The Civil War probably divided America as much as a country can be divided and still survive, and that war claimed more lives than any conflict in our nation’s history.
Brothers took up arms against their brothers and the North and South bitterly battled each other.
Despite those deep divisions, Americans began the practice of honoring those from both sides who fell during the Civil War by decorating their graves.
In 1862, as the war raged, General John A. Logan called for a day of remembrance, and a holiday known as Decoration Day came into existence May 30, 1868 when the graves of both Union and Confederate soldiers were decorated with flowers at Arlington National Cemetery.
President Abraham Lincoln delivered The Gettysburg Address Nov. 19, 1863, with words “the world will little note, nor long remember,” honoring both the living and the dead from both sides.

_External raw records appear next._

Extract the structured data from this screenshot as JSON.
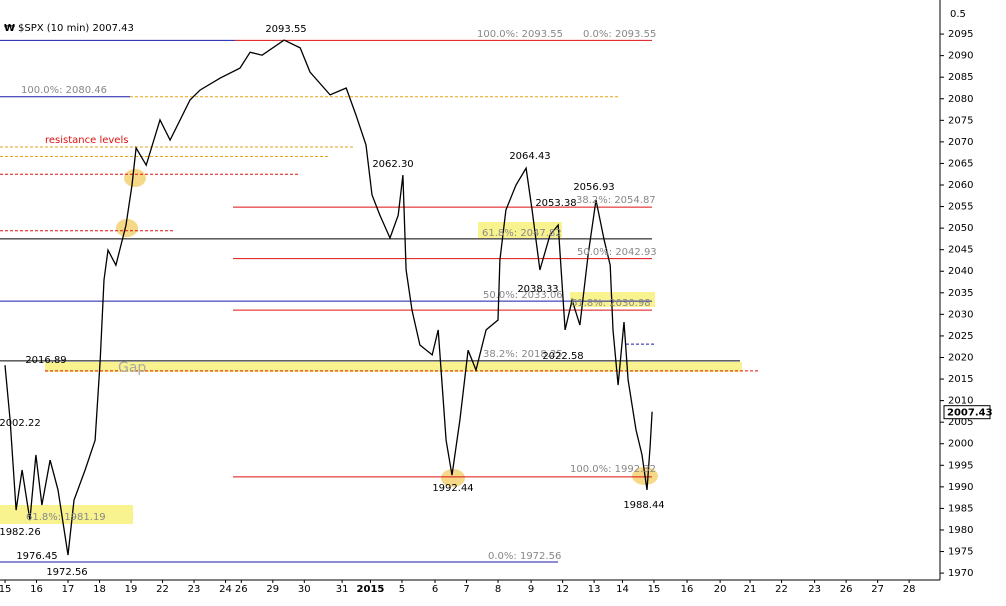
{
  "chart_data": {
    "type": "line",
    "title": "$SPX (10 min) 2007.43",
    "scale_note": "0.5",
    "last_price": 2007.43,
    "xlim": [
      -0.16,
      29.68
    ],
    "ylim": [
      1968.4,
      2102.9
    ],
    "xticks": [
      {
        "value": 0,
        "label": "15"
      },
      {
        "value": 1,
        "label": "16"
      },
      {
        "value": 2,
        "label": "17"
      },
      {
        "value": 3,
        "label": "18"
      },
      {
        "value": 4,
        "label": "19"
      },
      {
        "value": 5,
        "label": "22"
      },
      {
        "value": 6,
        "label": "23"
      },
      {
        "value": 7,
        "label": "24"
      },
      {
        "value": 7.5,
        "label": "26"
      },
      {
        "value": 8.5,
        "label": "29"
      },
      {
        "value": 9.5,
        "label": "30"
      },
      {
        "value": 10.7,
        "label": "31"
      },
      {
        "value": 11.6,
        "label": "2015"
      },
      {
        "value": 12.6,
        "label": "5"
      },
      {
        "value": 13.65,
        "label": "6"
      },
      {
        "value": 14.65,
        "label": "7"
      },
      {
        "value": 15.65,
        "label": "8"
      },
      {
        "value": 16.7,
        "label": "9"
      },
      {
        "value": 17.7,
        "label": "12"
      },
      {
        "value": 18.7,
        "label": "13"
      },
      {
        "value": 19.6,
        "label": "14"
      },
      {
        "value": 20.6,
        "label": "15"
      },
      {
        "value": 21.65,
        "label": "16"
      },
      {
        "value": 22.7,
        "label": "20"
      },
      {
        "value": 23.65,
        "label": "21"
      },
      {
        "value": 24.65,
        "label": "22"
      },
      {
        "value": 25.7,
        "label": "23"
      },
      {
        "value": 26.7,
        "label": "26"
      },
      {
        "value": 27.7,
        "label": "27"
      },
      {
        "value": 28.7,
        "label": "28"
      }
    ],
    "yticks": [
      1970,
      1975,
      1980,
      1985,
      1990,
      1995,
      2000,
      2005,
      2010,
      2015,
      2020,
      2025,
      2030,
      2035,
      2040,
      2045,
      2050,
      2055,
      2060,
      2065,
      2070,
      2075,
      2080,
      2085,
      2090,
      2095
    ],
    "series": [
      {
        "name": "$SPX",
        "color": "#000000",
        "x": [
          0,
          0.16,
          0.35,
          0.54,
          0.79,
          0.98,
          1.17,
          1.43,
          1.68,
          2.0,
          2.19,
          2.54,
          2.86,
          3.02,
          3.14,
          3.27,
          3.52,
          3.84,
          4.03,
          4.16,
          4.48,
          4.92,
          5.24,
          5.87,
          6.19,
          6.83,
          7.46,
          7.78,
          8.16,
          8.86,
          9.37,
          9.68,
          10.32,
          10.83,
          11.14,
          11.46,
          11.65,
          11.9,
          12.22,
          12.48,
          12.63,
          12.73,
          12.92,
          13.17,
          13.56,
          13.75,
          14.0,
          14.19,
          14.44,
          14.7,
          14.95,
          15.27,
          15.65,
          15.71,
          15.9,
          16.22,
          16.54,
          16.73,
          16.98,
          17.3,
          17.56,
          17.78,
          18.0,
          18.25,
          18.51,
          18.76,
          19.02,
          19.21,
          19.3,
          19.46,
          19.65,
          19.78,
          20.03,
          20.22,
          20.38,
          20.48,
          20.54
        ],
        "values": [
          2018.2,
          2005.5,
          1984.6,
          1993.9,
          1982.3,
          1997.4,
          1985.8,
          1996.2,
          1989.3,
          1974.2,
          1986.9,
          1993.9,
          2000.8,
          2019.4,
          2038.0,
          2044.9,
          2041.4,
          2050.7,
          2060.0,
          2068.6,
          2064.6,
          2075.1,
          2070.4,
          2079.7,
          2082.0,
          2084.8,
          2087.1,
          2090.8,
          2090.1,
          2093.6,
          2091.8,
          2086.2,
          2080.9,
          2082.5,
          2076.2,
          2069.3,
          2057.7,
          2053.0,
          2047.7,
          2053.0,
          2062.3,
          2040.3,
          2031.0,
          2022.9,
          2020.6,
          2026.4,
          2000.8,
          1992.7,
          2005.5,
          2021.7,
          2017.1,
          2026.4,
          2028.7,
          2042.6,
          2054.2,
          2060.0,
          2063.9,
          2054.2,
          2040.3,
          2048.4,
          2050.7,
          2026.4,
          2033.3,
          2027.5,
          2043.8,
          2056.5,
          2047.2,
          2041.4,
          2026.4,
          2013.6,
          2028.2,
          2014.8,
          2003.2,
          1997.4,
          1989.3,
          1999.7,
          2007.43
        ]
      }
    ],
    "levels": [
      {
        "value": 2093.55,
        "color": "#1a1aa8",
        "dashed": false
      },
      {
        "value": 2093.55,
        "color": "#d11",
        "dashed": false
      },
      {
        "value": 2080.46,
        "color": "#1a1aa8",
        "dashed": false
      },
      {
        "value": 2080.46,
        "color": "#e8a317",
        "dashed": true
      },
      {
        "value": 2068.8,
        "color": "#e8a317",
        "dashed": true
      },
      {
        "value": 2066.6,
        "color": "#e8a317",
        "dashed": true
      },
      {
        "value": 2062.5,
        "color": "#d11",
        "dashed": true
      },
      {
        "value": 2054.87,
        "color": "#d11",
        "dashed": false
      },
      {
        "value": 2049.4,
        "color": "#d11",
        "dashed": true
      },
      {
        "value": 2047.5,
        "color": "#000",
        "dashed": false
      },
      {
        "value": 2042.93,
        "color": "#d11",
        "dashed": false
      },
      {
        "value": 2033.06,
        "color": "#1a1aa8",
        "dashed": false
      },
      {
        "value": 2030.98,
        "color": "#d11",
        "dashed": false
      },
      {
        "value": 2023.1,
        "color": "#1a1aa8",
        "dashed": true
      },
      {
        "value": 2019.2,
        "color": "#000",
        "dashed": false
      },
      {
        "value": 2016.89,
        "color": "#d11",
        "dashed": true
      },
      {
        "value": 1992.32,
        "color": "#d11",
        "dashed": false
      },
      {
        "value": 1972.56,
        "color": "#1a1aa8",
        "dashed": false
      }
    ],
    "annotations": [
      "2093.55",
      "100.0%: 2093.55",
      "0.0%: 2093.55",
      "100.0%: 2080.46",
      "resistance levels",
      "2062.30",
      "2064.43",
      "2056.93",
      "2053.38",
      "38.2%: 2054.87",
      "61.8%: 2047.82",
      "50.0%: 2042.93",
      "50.0%: 2033.06",
      "2038.33",
      "61.8%: 2030.98",
      "2016.89",
      "Gap",
      "38.2%: 2018.25",
      "2022.58",
      "2002.22",
      "1982.26",
      "61.8%: 1981.19",
      "1976.45",
      "1972.56",
      "0.0%: 1972.56",
      "1992.44",
      "100.0%: 1992.32",
      "1988.44"
    ]
  }
}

While the Gettysburg Address did not occur on Memorial Day, Lincoln set the somber tone for the future holiday.
“It is for us the living, rather, to be dedicated here to the unfinished work which they who fought here have thus far so nobly advanced,” Lincoln said. “It is rather for us to be here dedicated to the great task remaining before us — that from these honored dead we take increased devotion to that cause for which they gave the last full measure of devotion — that we here highly resolve that these dead shall not have died in vain — that this nation, under God, shall have a new birth of freedom — and that government of the people, by the people, for the people, shall not perish from the earth.”
After World War I, a new holiday was needed to honor those who gave their lives in the War to End All Wars — and the holiday we now know as Memorial Day began.
In 1968, the federal government changed the date of Memorial Day to the last Monday of May, and created the three-day holiday we know today. Throughout our history, these brave men and women in the military whom we honor on Memorial Day selflessly put their lives on the line and some paid the ultimate price.
As long as there is an America and the need to go to war, some of these brave men and women will lay down their lives to benefit our homeland. It’s a story that’s as old as our country.
May God bless America and our departed veterans, too, this Memorial Day.